Cuando debemos llevar un minuto inmersos en la contemplación de los quehaceres de esta «mano de obra», un grito rompe la –aparente– tranquilidad que rige el transcurso de dichas rutinas laborales. De repente, y durante una o dos décimas de segundo, vemos a un hombre atravesar la pantalla de arriba a abajo. Se acaba de desplomar y, a juzgar por la reacción de sus compañeros (pues Zonana, testarudo en la elección inicial del cuadro, decide no cambiarlo... por mucho que esto implique no ver si el pobre desgraciado da señales de vida o no), el impacto ha sido fatal.
Y esto solo ha sido la secuencia inicial. En la siguiente, se confirman los temores más funestos... y en las siguientes, se concreta la peor visión: la vida sigue. Porque tiene que hacerlo; porque no le queda otra. Los obreros caen en la cuenta de que la obra no se terminará sola, de modo que siguen deslomándose para levantar un palacio que saben que nunca podrán llegar a habitar. Y todo esto, sin la seguridad absoluta de que la paga (justa) vaya a llegar a fin de mes. Hay quien, con toda la razón, lo llamaría esclavismo... pero ya se sabe, de algo hay que (no-)vivir.

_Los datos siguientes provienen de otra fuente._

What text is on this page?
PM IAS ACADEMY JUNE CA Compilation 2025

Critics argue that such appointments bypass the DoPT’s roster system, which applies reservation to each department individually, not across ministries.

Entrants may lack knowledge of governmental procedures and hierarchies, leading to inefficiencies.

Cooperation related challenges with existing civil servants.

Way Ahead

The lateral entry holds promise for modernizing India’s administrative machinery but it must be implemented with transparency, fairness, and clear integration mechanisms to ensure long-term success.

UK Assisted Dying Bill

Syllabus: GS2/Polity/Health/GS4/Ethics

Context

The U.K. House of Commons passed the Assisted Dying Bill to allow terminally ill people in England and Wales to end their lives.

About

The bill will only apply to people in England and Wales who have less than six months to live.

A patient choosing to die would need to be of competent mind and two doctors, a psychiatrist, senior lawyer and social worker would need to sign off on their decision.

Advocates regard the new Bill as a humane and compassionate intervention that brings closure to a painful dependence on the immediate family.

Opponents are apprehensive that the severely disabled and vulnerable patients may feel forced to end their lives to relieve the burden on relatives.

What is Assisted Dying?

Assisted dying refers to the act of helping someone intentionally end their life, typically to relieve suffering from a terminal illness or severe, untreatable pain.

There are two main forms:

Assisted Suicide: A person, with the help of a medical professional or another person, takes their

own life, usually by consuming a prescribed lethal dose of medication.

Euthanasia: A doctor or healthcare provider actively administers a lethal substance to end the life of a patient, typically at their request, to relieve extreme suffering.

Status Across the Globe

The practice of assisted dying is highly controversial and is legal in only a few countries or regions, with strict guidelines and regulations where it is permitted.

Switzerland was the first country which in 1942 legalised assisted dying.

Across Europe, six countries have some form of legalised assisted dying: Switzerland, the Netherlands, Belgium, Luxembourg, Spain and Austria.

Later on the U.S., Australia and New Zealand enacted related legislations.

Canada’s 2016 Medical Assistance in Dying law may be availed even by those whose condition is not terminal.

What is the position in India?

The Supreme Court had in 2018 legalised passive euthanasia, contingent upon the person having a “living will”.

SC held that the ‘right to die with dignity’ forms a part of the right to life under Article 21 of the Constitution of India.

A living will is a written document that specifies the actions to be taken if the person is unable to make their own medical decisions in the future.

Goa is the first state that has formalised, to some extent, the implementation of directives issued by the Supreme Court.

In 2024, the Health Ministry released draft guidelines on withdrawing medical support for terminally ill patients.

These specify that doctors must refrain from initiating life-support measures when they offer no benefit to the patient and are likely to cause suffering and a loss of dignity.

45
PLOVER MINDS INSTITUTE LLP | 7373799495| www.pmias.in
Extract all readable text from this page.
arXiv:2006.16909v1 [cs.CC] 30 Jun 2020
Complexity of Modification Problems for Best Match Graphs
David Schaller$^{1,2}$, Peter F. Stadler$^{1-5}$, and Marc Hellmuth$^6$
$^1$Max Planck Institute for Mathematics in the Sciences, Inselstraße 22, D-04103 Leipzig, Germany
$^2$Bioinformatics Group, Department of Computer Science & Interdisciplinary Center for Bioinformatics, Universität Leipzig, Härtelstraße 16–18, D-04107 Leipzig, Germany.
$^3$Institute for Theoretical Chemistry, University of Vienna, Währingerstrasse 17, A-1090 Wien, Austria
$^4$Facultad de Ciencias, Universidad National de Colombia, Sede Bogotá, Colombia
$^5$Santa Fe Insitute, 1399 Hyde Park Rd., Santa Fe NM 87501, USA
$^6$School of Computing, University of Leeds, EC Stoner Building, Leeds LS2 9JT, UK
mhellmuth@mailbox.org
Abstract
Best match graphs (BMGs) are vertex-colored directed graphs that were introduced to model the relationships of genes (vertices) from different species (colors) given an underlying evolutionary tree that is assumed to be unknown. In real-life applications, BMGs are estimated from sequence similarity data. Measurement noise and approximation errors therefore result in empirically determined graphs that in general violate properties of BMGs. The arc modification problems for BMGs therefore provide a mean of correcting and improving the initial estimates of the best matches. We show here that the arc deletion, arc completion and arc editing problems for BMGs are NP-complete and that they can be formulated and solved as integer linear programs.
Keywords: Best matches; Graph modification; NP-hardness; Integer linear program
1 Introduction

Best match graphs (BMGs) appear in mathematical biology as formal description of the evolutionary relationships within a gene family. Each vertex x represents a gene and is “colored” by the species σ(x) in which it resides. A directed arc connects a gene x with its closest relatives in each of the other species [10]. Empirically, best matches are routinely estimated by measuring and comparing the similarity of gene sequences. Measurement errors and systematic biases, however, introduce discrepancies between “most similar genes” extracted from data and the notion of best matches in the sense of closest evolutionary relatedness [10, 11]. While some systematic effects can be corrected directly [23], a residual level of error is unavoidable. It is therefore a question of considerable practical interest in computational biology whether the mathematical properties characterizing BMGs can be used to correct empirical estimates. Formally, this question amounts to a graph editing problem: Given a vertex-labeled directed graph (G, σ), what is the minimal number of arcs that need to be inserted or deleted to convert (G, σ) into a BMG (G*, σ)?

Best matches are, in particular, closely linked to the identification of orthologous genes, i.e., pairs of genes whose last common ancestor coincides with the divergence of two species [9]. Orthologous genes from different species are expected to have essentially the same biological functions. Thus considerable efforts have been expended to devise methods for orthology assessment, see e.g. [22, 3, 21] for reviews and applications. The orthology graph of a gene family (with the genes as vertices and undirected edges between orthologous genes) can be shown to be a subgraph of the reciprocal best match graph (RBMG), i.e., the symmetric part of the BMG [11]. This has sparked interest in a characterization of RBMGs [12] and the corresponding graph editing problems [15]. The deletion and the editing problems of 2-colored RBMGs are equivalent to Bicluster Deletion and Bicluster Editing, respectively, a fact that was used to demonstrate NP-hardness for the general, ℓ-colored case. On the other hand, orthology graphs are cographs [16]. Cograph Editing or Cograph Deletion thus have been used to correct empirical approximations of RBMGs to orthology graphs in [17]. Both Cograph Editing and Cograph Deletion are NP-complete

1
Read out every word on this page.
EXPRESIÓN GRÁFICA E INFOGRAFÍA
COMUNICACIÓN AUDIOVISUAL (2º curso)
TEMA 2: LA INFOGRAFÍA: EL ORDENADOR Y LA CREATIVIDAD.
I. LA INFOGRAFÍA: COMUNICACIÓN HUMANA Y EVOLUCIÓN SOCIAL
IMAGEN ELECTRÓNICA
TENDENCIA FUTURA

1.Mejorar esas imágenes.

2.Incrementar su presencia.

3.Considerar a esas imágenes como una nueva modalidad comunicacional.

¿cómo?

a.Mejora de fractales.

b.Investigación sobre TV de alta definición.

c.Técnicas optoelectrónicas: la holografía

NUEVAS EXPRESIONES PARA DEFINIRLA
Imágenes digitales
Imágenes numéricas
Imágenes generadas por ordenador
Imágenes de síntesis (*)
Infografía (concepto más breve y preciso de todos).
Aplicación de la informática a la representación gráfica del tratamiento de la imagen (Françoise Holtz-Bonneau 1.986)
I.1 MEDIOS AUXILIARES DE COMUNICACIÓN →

‘Mano de obra’ se descubre así como un viaje a un submundo desbordado por unas exigencias (de supervivencia) inasumibles, se miren como se miren. Fuera, en la –puta– calle, diluvia, y dentro, a uno no le queda otra que ahogarse en silencio. Recordemos aquella primera escena: es la precariedad convertida en sentencia de muerte. David Zonana, cuyo estilo recuerda al de sus compatriotas Amat Escalante y Michel Franco (este último, socio productivo desde hace años), se sirve de cortes limpios en la sala de montaje, trabaja con el realismo en las actuaciones y renuncia a la banda sonora.
El resultado es una narración tan cruda (sin concesiones, vaya) como certera. No en vano, la película opina que el drama degenera muy fácilmente en puro terror social. En una segunda mitad que pone patas arriba el micro-cosmos retratado, Zonana parece estar firmando la contestación mexicana, e híper-inmediata al mega-éxito de los ‘Parásitos’ del surcoreano Bong Joon-ho. Lo hace difuminando la ya de por sí fina línea que separa el sueño utópico de su reverso distópico, ciertamente pesadillesco. Y en esto último nos deja, porque por lo visto, mientras haya contrato social, habrá jerarquías, y con ellas, vendrán las plagas: la desigualdad, la envidia, el abuso de poder... Estamos todos sentenciados.